Thank you Lakelynn! I'm really happy that I finally wrote and shared that with a group, in all the feelings I had. It's really cleansing. The shame is going away bit by bit, like removing the band aid a bit at a time. That's a a metaphor I read from here, and it's been a great visualisation for this healing journey.

It's true he was so bad to me. I think the compulsion for me to stick around was this belief that if I could be better, my mom would finally love me. And like a band aid, that belief saved me from gushing blood. But now I want to really heal the cut itself, so that I don't need the band aid anymore. It's really amazing what my mind came up with to survive, like the creativity involved in all that.

I hope it wasn't too much info too fast haha. I tended to attach too early too. But I really want to find a support group that has good give and take. I think that's really healing for everyone.

Thanks for reading and for your reply!!! It means a lot :)

Lakelynn

Keirshy, when you say "It's really amazing what my mind came up with to survive, like the creativity involved in all that." Absolutely true! Our individual stories are so unique and contain many elements, we want to write our own ending, on our own terms. Nope, it wasn't too much info too fast. Many people dip their toe in here and that's all we see. Then others take a dive in. This is the place to find what you're looking for.

Could you be the heroine? Would you have a group of supporters? Who might they be? Are they internal or external? It's fun to think about our power and the way we can use it, and recognize it in others as well.

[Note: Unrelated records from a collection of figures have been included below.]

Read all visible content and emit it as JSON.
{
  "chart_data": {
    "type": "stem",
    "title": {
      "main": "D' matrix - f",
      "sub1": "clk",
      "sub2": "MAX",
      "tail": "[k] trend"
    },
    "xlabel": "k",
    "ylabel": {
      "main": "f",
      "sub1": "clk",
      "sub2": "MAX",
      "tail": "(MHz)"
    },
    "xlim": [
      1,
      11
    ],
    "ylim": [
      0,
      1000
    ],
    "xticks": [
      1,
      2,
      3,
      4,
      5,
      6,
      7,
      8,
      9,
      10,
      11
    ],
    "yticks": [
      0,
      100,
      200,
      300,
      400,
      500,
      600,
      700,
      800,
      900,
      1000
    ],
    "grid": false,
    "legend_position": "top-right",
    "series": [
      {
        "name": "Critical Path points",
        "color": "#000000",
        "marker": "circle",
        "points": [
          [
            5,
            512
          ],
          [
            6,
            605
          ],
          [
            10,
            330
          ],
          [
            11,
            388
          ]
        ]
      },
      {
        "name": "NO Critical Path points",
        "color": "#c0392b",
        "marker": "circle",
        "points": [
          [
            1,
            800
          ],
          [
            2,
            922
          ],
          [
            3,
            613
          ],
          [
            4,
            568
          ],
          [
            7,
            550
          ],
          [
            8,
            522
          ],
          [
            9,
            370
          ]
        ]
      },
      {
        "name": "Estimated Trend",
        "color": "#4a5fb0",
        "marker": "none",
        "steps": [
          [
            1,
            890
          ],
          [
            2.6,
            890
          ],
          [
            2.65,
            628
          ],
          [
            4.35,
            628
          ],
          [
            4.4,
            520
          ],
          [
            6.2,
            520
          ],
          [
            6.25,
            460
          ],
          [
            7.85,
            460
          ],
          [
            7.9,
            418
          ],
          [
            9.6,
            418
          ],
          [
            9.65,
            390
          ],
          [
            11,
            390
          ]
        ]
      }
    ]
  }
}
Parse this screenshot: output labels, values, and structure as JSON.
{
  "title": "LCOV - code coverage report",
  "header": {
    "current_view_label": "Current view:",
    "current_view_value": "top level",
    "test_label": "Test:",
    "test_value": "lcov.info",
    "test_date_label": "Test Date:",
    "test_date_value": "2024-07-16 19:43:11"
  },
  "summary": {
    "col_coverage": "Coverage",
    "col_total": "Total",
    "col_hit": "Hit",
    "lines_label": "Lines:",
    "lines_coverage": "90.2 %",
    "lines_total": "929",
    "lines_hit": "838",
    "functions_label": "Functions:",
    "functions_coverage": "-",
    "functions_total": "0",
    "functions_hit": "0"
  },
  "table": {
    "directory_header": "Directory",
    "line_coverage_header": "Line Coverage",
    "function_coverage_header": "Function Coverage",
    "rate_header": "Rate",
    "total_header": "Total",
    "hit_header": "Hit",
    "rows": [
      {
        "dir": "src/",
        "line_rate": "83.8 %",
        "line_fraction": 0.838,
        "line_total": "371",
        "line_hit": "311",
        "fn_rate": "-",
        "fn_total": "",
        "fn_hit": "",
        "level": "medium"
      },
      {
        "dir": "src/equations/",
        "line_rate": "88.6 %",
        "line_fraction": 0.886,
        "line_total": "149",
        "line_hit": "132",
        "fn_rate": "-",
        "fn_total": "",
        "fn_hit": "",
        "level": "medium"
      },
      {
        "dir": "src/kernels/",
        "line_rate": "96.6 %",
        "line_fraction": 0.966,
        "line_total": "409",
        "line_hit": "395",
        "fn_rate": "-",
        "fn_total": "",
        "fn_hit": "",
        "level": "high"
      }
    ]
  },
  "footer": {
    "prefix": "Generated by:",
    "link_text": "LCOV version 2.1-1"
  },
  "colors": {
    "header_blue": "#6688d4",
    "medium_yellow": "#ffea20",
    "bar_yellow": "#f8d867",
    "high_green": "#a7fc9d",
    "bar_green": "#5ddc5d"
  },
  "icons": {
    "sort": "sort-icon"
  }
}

I'm in the process of writing for the anthology collection posted on the main page. OOTS MEMBERS ARE WRITING THEIR STORIES FOR A BOOK & WE'D LOVE FOR YOU TO ADD YOURS (THEY ARE ANONYMOUS). Writing even part of your story, wherever it is, can be a way to process and take one more step along that healing road.


storyworld

I'm sorry for your pain. It can hurt to realize someone one cares about was, in essence, "playing" them. I hope you experience healing.

Keirshy

Thanks Lakelynn and storyworld for the supportive replies.

To Lakelynn, I wouldn't mind having my story there, but I'm travelling now and I'm not sure I have the time or energy to make it by the deadline. I read it was Oct 5. I'm trying to de-stress my life you see.

I'm really happy that I did join this community. I'd love to read and post more here.

To storyworld, thank you for the well wishes. I am healing now, not just running away. Wishing you healing too!